После визита Антонио на виллу и его идиотских гаданий на паленых волосах Ашер дал ей двенадцать часов на сборы, ни лишних десяти минут не позволил задержаться. И вот вместо тепла и солнца ей вновь достались слезы, которыми город умывался каждое утро и плакал весь день.
Конечно, Питер прекрасен в любое время года. Рожденные здесь любят ветер и дождь, а не солнечную негу. Солнце расслабляет, холод – закаляет. Ада знала об особенностях жизни на севере: нельзя впадать в депрессию, пускать слезу. Но поделать с собой ничего не могла: серое небо, как вдовья шаль, опускалось на плечи.
– Ищут тебя, – с порога заявила ей бабушка, хозяйка квартиры на Гороховой. – И повесткой вызывали, и заходили. Как лето началось, так и ходить начали. И все ходят и ходят. Меня стращали, выспрашивали, с кем ты была в тот день, когда уезжала. А я и знать не знаю. Про комнату спрашивали, почему пустая стоит, может, кто платит за нее. Хотели, наверное, засаду у меня в квартире устроить? А я же толком и не слышу, о чем говорят, – подмигнула она складчатым веком Аде.
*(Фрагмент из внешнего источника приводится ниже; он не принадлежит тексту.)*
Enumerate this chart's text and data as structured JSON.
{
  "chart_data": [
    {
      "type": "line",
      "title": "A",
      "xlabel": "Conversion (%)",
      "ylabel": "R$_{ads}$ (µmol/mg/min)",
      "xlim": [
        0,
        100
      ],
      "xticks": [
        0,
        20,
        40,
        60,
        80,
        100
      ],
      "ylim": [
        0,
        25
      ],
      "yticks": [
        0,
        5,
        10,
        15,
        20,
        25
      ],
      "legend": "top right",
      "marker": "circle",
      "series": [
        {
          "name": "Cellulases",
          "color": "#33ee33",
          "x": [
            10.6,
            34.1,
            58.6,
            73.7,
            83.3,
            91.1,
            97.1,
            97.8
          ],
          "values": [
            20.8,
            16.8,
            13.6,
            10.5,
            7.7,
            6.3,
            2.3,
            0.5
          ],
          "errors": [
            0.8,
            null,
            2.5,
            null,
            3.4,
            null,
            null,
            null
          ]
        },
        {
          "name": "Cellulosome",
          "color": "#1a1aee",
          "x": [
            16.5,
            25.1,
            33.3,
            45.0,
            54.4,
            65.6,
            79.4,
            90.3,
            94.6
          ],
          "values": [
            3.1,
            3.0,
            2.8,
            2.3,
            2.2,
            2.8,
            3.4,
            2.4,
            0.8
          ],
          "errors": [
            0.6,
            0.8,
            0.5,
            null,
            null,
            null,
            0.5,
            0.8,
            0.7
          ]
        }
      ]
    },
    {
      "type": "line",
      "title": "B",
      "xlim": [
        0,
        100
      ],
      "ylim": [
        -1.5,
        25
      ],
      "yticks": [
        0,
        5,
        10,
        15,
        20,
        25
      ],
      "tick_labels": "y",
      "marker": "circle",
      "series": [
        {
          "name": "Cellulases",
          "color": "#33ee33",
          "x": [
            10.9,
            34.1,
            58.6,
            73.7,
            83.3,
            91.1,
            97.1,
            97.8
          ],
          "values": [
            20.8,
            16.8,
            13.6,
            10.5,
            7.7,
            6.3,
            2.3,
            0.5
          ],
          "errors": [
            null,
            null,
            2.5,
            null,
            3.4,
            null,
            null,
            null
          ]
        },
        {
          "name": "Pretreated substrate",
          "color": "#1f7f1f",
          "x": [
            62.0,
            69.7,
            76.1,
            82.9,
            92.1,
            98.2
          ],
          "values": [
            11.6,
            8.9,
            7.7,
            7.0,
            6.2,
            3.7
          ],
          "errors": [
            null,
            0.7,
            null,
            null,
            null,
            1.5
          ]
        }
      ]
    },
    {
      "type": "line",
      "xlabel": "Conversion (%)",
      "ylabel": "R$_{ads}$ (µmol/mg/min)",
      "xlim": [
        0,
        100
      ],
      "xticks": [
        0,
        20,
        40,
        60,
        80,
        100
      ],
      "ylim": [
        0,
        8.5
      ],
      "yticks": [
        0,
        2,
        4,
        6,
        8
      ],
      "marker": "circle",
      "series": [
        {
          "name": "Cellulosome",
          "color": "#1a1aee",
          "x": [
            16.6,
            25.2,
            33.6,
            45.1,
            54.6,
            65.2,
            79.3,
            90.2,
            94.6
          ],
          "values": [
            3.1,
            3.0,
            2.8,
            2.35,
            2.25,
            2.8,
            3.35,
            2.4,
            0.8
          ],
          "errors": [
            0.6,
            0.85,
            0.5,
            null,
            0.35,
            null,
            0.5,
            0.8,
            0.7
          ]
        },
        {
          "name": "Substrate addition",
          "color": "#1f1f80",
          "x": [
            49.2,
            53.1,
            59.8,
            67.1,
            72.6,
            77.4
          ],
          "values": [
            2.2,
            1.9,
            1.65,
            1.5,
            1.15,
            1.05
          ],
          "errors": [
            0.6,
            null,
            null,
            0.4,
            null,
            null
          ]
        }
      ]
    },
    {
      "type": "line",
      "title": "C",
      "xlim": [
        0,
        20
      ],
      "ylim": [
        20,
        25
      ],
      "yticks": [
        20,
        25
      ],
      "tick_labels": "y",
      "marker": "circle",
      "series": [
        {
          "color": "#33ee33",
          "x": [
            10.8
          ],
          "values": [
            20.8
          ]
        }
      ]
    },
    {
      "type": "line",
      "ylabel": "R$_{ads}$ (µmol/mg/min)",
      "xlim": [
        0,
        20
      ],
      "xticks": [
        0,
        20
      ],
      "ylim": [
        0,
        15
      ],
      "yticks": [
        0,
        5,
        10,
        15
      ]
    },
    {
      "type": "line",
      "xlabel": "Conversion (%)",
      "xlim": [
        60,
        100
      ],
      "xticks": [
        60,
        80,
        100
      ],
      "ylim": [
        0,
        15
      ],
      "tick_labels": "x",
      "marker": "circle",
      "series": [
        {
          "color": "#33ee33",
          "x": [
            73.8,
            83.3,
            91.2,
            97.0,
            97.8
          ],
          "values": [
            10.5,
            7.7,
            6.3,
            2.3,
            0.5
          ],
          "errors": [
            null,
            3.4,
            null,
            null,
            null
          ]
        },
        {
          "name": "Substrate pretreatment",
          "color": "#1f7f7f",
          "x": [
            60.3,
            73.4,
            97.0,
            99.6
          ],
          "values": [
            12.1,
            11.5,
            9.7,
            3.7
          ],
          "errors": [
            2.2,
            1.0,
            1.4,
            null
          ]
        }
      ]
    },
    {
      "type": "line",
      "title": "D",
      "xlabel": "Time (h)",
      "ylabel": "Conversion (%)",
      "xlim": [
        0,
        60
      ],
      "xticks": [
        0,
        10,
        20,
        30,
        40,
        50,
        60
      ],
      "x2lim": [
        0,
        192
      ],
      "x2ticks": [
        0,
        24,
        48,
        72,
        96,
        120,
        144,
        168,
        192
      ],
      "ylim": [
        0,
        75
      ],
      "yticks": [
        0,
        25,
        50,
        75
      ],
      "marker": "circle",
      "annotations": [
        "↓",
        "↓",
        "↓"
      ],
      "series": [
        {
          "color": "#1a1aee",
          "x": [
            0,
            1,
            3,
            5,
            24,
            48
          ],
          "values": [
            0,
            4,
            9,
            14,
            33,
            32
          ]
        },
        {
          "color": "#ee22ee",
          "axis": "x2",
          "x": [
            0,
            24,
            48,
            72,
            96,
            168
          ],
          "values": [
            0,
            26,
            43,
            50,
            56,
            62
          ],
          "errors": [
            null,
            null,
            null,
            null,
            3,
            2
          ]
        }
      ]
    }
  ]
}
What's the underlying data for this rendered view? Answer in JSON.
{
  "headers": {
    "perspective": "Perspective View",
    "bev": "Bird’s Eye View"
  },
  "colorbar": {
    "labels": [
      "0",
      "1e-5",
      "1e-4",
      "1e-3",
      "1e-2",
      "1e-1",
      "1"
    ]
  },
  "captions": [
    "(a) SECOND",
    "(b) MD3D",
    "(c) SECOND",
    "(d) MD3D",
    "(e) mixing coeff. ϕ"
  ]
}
Все ее морщинки разошлись в улыбке и вновь сошлись морщинистой маской. – Не хватало еще им признаваться. Эти уйдут, а другие придут, которые налоги дерут так, что шкуры на плечах не остается, одна рвань! «Никому ничего не сдаю» – так и заявила им. – После этой прошмандовки никого пускать к себе не собираюсь. Все сердце она мне выела. Веру в человечество искорежила! Вот как я сказала, – победно откинула голову бабулька.
«Спасибо тебе, бабушка, на добром слове», – не без сарказма подумала Ада. Но вот идти к следователю совершенно не улыбалось. Но пришлось.
Настольная лампа светила прямо в лицо. Ада зажмурилась:
– Можно убрать свет?
– Да, конечно. Простите. Оборудование для пыток с прошлого допроса, – пошутил следователь. Андрей Петрович Гатчинский был настроен благодушно. – Трубку надо в лампе на потолке менять. Перегорела. Если не возражаете, посидим, поинтимничаем. – Он отвернул настольную лампу так, чтобы свет ее не был таким резким.
– Вы меня вызывали. Повесткой, – подчеркнула она.
– Да, и не одной.
– Меня не было в городе.
– Путешествовали?
– Да.
– Где же?
– Так, – пожала она плечами.
– За границей?
Ада вспомнила, что в ее заграничном паспорте не стоит ни одного штампа о пересечении границы. Даже обратно Ашер отправил ее на частном самолете, и каким-то чудом снова не пришлось проходить паспортный контроль. «Жалко денег на билет?» – съехидничала она тогда. А потом ругала себя за то, что последними ее словами ему была ехидная подколка, а не человеческое прощание.
Как-то она задала ему вопрос: «Зачем тебе был нужен мой паспорт, если и без него меня пустили бы через границу?» А он ответил: «Хотел убедиться, что ты совершеннолетняя».
Лицо Гатчинского качалось в полукруге светотени, казалось, что из темноты то выныривает, то прячется клоун с издевательской, белилами обрисованной улыбкой.
– Нет. Золотое кольцо. Монастыри. Памятники зодчества.
– Больше полугода?
– Это было пешее паломничество.
– Паломничество? – переспросил он, уставившись на ее светлые волосы. Перед ним сидела обласканная судьбой девушка, не бедно одетая, не изможденная голодом, с гладкой кожей, без единого следа подвижнической муки на лице. В общем, ничто в ней не напоминало монашку или сумасшедшую, заходящуюся от религиозного пыла и способную отправиться в паломничество по святым местам. – И с вами не было никакого мужчины, предположительно иностранца, в тот день, когда вы отправились… ммм… в паломничество?
– Нет.
– А вы все-таки посмотрите вот сюда. Может, узнаете? Видели его или были знакомы?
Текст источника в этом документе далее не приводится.